不満そうにそちらの方向を見て、彼は言う。
「ねぇ僕、姫様になにもしてないと思うんですけど。なんでいつも嫌われてるんですか?」
「存在がいや‼︎」
存在が嫌ーーこ、これは……心にクリティカルヒーット‼︎
あ、ヴィンス選手倒れました!
3、2、1……カンカンカンカン!
ノックアウトー‼︎ リリちゃんのK.O.勝ちです‼︎
「……ヴィンス大丈夫?」
ソファの背に手と額を当てて。ズーンとなってるヴィンスに、躊躇いながらも声をかける。
でも自分のせいだと思うよ。
「おねえちゃん、ほんとにこれと仲よしなの?」
そしてコレ呼ばわりだよ。ドンマイヴィンス。
「うーん、私は仲良くしたいなと思ってるよ?」
「むー……」
苦笑いで言う私の答えは気に食わないらしく、むくれているリリちゃん……えい。
「むっ⁉︎」
「えへへ〜ぷにぷにだ〜」
「むむー‼︎」
調子に乗って両手の指先で、ぷぅぷぅ膨らむほっぺをぷにぷに押す。
わーい! 怒られない!
可愛い! 楽しい‼︎
「も、もう! おねえちゃんなんて……」
あれ、やり過ぎた。
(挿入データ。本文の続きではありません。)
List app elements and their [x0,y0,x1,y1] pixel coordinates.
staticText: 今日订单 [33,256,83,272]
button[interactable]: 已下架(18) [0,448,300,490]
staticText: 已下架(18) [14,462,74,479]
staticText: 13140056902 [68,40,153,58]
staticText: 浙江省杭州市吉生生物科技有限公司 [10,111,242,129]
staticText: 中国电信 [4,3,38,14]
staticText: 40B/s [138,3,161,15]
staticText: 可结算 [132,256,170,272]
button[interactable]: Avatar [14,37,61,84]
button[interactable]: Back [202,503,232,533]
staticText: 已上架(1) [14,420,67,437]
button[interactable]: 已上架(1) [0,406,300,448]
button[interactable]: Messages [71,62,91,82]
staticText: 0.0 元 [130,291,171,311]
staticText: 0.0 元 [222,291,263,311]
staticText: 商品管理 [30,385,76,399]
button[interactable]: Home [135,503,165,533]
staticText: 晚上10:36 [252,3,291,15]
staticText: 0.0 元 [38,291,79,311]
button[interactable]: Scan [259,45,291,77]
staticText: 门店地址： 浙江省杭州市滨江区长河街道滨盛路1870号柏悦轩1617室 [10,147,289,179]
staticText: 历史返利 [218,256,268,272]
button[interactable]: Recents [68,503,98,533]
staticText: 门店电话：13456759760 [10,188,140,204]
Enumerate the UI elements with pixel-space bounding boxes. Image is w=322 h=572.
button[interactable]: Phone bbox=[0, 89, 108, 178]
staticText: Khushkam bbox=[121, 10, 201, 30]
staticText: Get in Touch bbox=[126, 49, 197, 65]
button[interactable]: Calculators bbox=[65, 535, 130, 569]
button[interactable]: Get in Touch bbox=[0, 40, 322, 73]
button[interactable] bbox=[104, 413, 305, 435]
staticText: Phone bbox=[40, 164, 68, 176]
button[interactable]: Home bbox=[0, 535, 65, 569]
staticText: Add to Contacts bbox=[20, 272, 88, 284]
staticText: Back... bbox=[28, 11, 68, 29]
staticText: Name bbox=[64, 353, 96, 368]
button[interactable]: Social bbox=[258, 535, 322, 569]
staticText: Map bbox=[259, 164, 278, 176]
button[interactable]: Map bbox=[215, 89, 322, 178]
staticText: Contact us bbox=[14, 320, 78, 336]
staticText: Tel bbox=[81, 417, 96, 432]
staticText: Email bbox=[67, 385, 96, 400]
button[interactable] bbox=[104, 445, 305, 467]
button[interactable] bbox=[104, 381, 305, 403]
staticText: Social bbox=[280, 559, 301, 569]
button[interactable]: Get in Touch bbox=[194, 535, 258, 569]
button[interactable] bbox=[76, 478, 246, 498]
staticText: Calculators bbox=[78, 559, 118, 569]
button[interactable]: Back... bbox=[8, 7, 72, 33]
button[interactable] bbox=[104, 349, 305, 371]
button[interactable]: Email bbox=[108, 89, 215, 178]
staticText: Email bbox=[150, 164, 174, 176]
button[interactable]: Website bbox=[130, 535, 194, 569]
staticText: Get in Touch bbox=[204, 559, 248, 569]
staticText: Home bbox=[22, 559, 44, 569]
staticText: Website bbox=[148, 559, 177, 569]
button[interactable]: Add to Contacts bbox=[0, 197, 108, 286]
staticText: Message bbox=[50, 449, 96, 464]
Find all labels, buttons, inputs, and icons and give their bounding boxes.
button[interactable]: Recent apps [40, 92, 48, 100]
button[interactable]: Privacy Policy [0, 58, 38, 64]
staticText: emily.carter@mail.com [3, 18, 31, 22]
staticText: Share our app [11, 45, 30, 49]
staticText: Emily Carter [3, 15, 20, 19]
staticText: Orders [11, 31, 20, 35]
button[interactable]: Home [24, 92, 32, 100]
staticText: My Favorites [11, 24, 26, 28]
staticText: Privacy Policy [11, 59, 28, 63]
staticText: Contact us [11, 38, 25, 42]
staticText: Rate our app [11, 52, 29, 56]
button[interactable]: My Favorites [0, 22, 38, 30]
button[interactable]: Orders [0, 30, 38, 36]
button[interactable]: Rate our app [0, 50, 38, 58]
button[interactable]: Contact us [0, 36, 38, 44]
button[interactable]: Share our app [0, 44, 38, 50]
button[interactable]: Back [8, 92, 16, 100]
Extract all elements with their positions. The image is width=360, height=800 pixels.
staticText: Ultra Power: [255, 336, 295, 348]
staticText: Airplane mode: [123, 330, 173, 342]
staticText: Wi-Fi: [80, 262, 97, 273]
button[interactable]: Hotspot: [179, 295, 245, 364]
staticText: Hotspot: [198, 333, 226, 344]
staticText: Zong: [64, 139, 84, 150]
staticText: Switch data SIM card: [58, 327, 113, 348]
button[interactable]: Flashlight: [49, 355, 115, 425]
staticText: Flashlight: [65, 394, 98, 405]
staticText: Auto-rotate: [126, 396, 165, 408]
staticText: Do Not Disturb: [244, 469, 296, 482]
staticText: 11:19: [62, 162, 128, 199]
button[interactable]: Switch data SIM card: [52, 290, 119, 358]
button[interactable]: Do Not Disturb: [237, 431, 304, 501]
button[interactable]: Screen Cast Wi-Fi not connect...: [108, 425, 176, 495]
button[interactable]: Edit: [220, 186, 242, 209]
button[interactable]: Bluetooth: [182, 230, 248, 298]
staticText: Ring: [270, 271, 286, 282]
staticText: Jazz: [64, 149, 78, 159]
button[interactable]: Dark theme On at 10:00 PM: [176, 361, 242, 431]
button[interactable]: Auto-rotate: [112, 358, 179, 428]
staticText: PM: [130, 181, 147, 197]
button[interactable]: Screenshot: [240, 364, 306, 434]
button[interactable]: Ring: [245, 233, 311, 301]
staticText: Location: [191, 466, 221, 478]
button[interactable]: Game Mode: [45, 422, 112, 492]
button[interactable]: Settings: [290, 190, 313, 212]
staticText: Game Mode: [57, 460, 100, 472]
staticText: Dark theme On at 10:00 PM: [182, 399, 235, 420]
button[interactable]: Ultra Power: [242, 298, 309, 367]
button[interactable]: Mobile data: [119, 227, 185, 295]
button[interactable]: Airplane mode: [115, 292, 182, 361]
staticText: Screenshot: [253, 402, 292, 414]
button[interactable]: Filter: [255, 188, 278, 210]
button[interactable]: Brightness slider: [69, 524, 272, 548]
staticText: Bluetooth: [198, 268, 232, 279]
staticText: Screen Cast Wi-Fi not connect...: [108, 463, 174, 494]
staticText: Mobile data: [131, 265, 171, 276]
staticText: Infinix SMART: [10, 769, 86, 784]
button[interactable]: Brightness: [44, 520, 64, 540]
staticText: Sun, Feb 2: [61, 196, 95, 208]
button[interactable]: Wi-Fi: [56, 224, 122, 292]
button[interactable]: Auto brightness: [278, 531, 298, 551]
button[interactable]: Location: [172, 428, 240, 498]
どうしよう。
不安になってそっと問う。
「嫌い……?」
「……だいすきーーー‼︎」
ほっぺをぷうっと膨らませて怒りながら、勢いよく抱き付かれた。
ぐへっ頭が肋骨に……。
でも大好きなのか〜! えへへ〜!
「……なぁアルバ? 僕の方がなにもしてなくないか? なんであれは許されるんだ?」
「自分の胸に手をあてたらいいんじゃないですかね」
指を差しては不満げに尋ねるヴィンスを、アルはバッサリ切った。
「手は出してないのに」
「口は出してたでしょう」
「お前冷たくないか……?」
「僕も君のリリーへの扱いは、なかなか思うところがあるんですよ?」
「敵しかいねぇ……」
あとになって。
いつも姉達にいいように使われているヴィンスが。姉に接するように、リリちゃんに接したことが分かるもーー現時点では誰もこの事実を知らないのであった。